We address this partially through structured questions — the clarifying questions at booking time are designed to surface the information that photos typically miss. But a professional arriving at a job always has some information advantage over the booking system. We accept that. The complexity model is not meant to eliminate surprises entirely; it is meant to narrow the scope of possible surprises enough that our fixed-price model holds in the large majority of cases.

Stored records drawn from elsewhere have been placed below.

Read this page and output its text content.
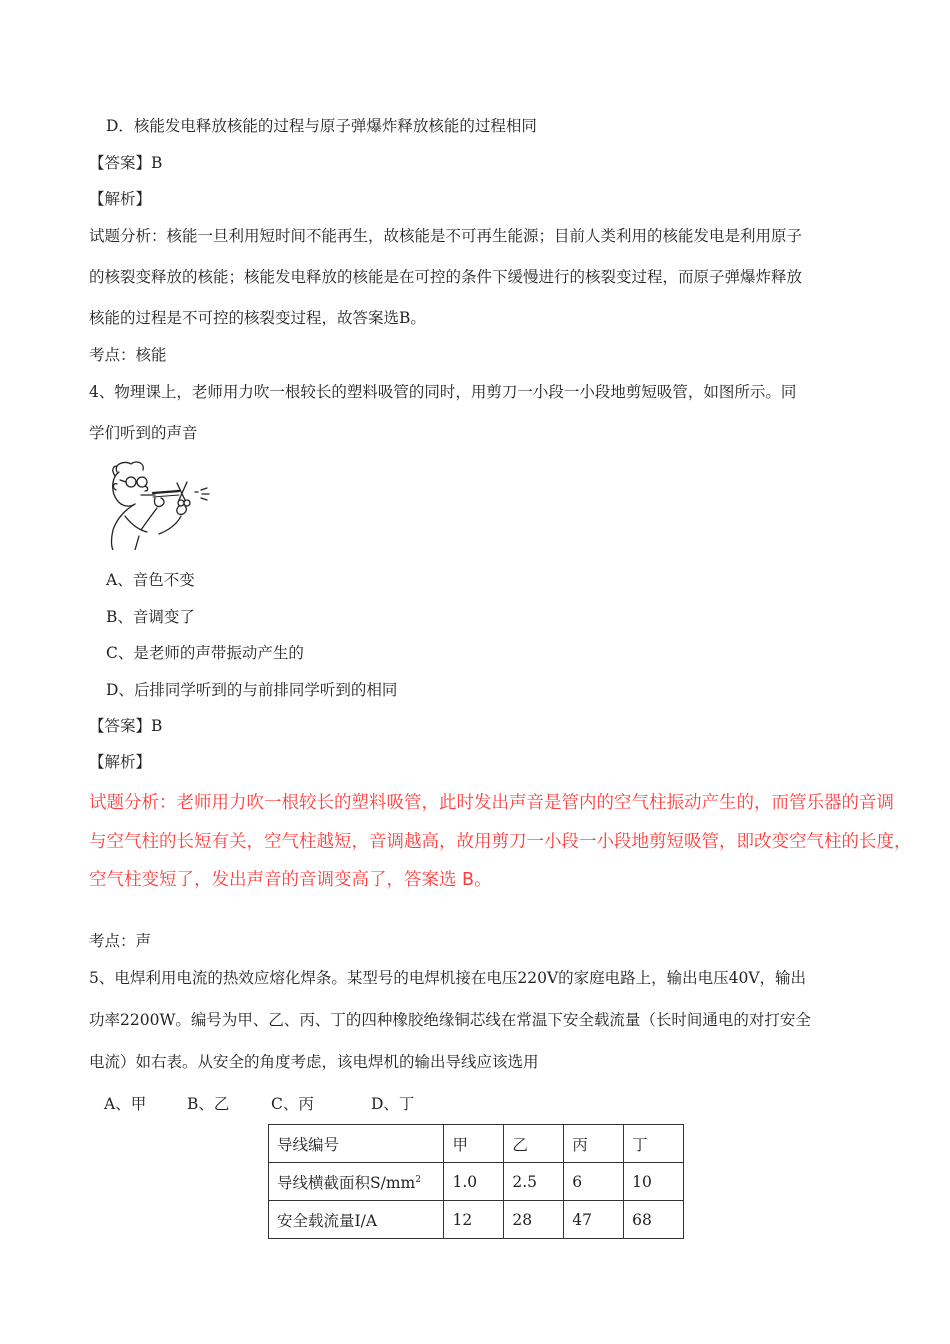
D．核能发电释放核能的过程与原子弹爆炸释放核能的过程相同
【答案】B
【解析】
试题分析：核能一旦利用短时间不能再生，故核能是不可再生能源；目前人类利用的核能发电是利用原子
的核裂变释放的核能；核能发电释放的核能是在可控的条件下缓慢进行的核裂变过程，而原子弹爆炸释放
核能的过程是不可控的核裂变过程，故答案选B。
考点：核能
4、物理课上，老师用力吹一根较长的塑料吸管的同时，用剪刀一小段一小段地剪短吸管，如图所示。同
学们听到的声音
A、音色不变
B、音调变了
C、是老师的声带振动产生的
D、后排同学听到的与前排同学听到的相同
【答案】B
【解析】
试题分析：老师用力吹一根较长的塑料吸管，此时发出声音是管内的空气柱振动产生的，而管乐器的音调
与空气柱的长短有关，空气柱越短，音调越高，故用剪刀一小段一小段地剪短吸管，即改变空气柱的长度，
空气柱变短了，发出声音的音调变高了，答案选 B。
考点：声
5、电焊利用电流的热效应熔化焊条。某型号的电焊机接在电压220V的家庭电路上，输出电压40V，输出
功率2200W。编号为甲、乙、丙、丁的四种橡胶绝缘铜芯线在常温下安全载流量（长时间通电的对打安全
电流）如右表。从安全的角度考虑，该电焊机的输出导线应该选用
A、甲	B、乙	C、丙	D、丁
导线编号	甲	乙	丙	丁
导线横截面积$S/mm^2$	1.0	2.5	6	10
安全载流量I/A	12	28	47	68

In cases where the professional arrives and finds a genuine scope mismatch — something that could not have been reasonably detected at booking — we have an in-app scope escalation process. The professional documents the discrepancy with photos and a short explanation, the homeowner receives an updated price to approve before any additional work begins, and our operations team reviews the escalation to check whether the original complexity model should have flagged it. That review loop is how we improve the model over time.
The Feedback Loop
Every completed job contributes data to the complexity model: booking inputs, actual job duration, scope match or creep, and professional notes. We retrain the model periodically — not continuously — because continuous retraining on a small data set tends to overfit to recent edge cases.
The data set is still modest. We have historical job data from roughly 1,400 completed jobs at the time of writing. That is enough to build a functional model for plumbing and locksmith categories, but thin for tile work and early-stage for painting and electrical. As volume grows, so does model accuracy. For now, the system works better on jobs we have seen many times before and worse on categories where our job history is short.